Franco Zeffirelli, the Italian director known for his film adaptations of Shakespeare, died Friday in Rome. He was 96.
He died following a long illness.
The mayor of Zeffirelli's hometown, Florence, wrote on social media, "Goodbye, dear Maestro, Florence will never forget you."
Zeffirelli, a WWII veteran, worked extensively in theater and film before his directorial debut, helming "The Taming of the Shrew" (1967), starring Elizabeth Taylor and Richard Burton.
His next film, "Romeo and Juliet" (1968), became a sensation. It was one of the first adaptations to use actors — Leonard Whiting and Olivia Hussey — close to the star-crossed lovers' intended ages and is still one of the most beloved versions of the classic.

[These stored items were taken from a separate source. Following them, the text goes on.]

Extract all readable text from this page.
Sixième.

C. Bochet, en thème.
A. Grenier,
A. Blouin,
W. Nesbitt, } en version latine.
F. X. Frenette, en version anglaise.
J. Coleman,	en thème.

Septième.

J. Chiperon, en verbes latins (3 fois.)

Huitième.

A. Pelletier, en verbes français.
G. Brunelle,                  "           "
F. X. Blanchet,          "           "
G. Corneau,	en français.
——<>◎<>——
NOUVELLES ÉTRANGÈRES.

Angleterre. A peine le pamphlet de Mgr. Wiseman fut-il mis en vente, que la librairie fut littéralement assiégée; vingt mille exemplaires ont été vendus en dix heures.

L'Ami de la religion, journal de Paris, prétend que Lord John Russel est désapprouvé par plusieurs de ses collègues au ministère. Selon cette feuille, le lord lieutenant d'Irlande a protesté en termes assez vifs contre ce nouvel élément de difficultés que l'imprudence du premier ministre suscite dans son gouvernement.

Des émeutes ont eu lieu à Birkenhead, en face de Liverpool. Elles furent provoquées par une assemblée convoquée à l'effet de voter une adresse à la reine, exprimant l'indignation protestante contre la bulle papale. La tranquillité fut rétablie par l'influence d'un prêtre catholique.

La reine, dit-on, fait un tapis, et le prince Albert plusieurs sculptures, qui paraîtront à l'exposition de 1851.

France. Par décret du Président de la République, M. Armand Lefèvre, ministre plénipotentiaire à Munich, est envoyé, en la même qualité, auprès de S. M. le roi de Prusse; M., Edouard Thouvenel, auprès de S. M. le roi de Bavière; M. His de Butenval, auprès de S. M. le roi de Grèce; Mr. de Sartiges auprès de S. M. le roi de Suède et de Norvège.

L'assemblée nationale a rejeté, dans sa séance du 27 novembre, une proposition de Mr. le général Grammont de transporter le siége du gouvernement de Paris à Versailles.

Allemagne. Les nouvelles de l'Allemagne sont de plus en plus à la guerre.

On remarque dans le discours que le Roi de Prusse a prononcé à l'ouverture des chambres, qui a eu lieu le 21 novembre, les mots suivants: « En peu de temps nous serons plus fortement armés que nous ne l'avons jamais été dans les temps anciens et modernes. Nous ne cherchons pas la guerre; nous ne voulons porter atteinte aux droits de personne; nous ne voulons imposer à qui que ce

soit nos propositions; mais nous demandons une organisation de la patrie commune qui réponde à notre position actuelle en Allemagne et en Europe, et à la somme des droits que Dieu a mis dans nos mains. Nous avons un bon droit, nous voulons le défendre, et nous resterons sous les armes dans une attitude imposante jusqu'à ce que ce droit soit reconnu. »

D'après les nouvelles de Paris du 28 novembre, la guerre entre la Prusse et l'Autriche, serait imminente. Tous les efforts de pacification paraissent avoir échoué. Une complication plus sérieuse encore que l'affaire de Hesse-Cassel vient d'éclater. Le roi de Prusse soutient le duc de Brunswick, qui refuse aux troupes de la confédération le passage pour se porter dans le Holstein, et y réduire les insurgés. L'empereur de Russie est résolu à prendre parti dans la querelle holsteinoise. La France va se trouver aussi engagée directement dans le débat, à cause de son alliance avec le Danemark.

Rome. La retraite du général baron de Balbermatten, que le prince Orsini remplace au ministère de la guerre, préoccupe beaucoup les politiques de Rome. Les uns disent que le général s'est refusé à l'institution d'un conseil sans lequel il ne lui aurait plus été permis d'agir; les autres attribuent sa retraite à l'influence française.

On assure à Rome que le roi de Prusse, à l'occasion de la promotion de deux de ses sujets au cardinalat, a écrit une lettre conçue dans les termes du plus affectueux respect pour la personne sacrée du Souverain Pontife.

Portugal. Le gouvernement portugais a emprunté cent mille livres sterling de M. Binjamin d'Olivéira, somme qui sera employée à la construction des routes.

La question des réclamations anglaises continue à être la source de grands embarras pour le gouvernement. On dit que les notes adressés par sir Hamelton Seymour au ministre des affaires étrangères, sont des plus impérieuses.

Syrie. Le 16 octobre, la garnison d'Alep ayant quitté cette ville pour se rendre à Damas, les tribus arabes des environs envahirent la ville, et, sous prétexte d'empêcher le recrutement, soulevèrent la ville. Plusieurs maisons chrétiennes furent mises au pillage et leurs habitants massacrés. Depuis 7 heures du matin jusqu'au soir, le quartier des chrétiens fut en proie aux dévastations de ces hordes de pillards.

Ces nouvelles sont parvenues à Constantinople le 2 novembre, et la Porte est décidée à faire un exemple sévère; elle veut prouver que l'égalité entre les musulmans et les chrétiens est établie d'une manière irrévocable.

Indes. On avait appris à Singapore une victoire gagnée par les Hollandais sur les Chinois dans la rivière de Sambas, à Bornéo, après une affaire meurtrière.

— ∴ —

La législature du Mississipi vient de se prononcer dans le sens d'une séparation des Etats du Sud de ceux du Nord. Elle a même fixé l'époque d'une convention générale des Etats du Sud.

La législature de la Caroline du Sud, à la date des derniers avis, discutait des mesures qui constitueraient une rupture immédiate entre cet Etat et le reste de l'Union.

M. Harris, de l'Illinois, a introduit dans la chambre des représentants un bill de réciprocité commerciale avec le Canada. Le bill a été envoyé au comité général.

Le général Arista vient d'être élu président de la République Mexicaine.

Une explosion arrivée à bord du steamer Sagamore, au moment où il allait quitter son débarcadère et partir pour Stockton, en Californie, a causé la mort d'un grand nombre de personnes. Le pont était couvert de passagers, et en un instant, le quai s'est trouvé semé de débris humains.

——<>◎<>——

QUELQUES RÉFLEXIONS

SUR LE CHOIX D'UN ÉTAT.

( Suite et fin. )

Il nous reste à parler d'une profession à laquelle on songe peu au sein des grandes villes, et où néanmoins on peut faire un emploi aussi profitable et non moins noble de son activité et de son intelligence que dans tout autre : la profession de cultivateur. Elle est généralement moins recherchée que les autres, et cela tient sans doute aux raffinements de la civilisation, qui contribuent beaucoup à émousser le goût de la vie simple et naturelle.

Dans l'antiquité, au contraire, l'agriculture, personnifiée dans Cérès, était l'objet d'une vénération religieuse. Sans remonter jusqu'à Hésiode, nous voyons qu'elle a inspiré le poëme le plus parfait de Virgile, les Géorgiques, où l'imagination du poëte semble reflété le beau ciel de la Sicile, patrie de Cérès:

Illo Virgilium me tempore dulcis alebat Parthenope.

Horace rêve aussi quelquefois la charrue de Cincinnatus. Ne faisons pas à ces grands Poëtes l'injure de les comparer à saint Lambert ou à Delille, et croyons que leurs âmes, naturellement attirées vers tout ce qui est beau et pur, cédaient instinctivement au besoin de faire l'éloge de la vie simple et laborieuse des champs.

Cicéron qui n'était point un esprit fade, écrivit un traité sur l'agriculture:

Among his other works, Zeffirelli directed the religious films "Brother Sun, Sister Moon" (1972) and "Jesus of Nazareth" (1977), an oft-rerun miniseries.
He enjoyed a popular success with "The Champ" (1979), but lost momentum with the bomb "Endless Love" (1981) and for many years staged and filmed operas to great acclaim.
Other films include "Hamlet" (1990), with Mel Gibson and Glenn Close; "Jane Eyre" (1996), with William Hurt, Anna Paquin and Charlotte Gainsbourg; and "Tea with Mussolini" (1999), with Cher, Maggie Smith, Judi Dench, Joan Plowright and Lily Tomlin.
His final feature-length work was "Callas Forever" (2002), starring French actress Fanny Ardant as Italian diva Maria Callas.
Zeffirelli is survived by his two adopted sons.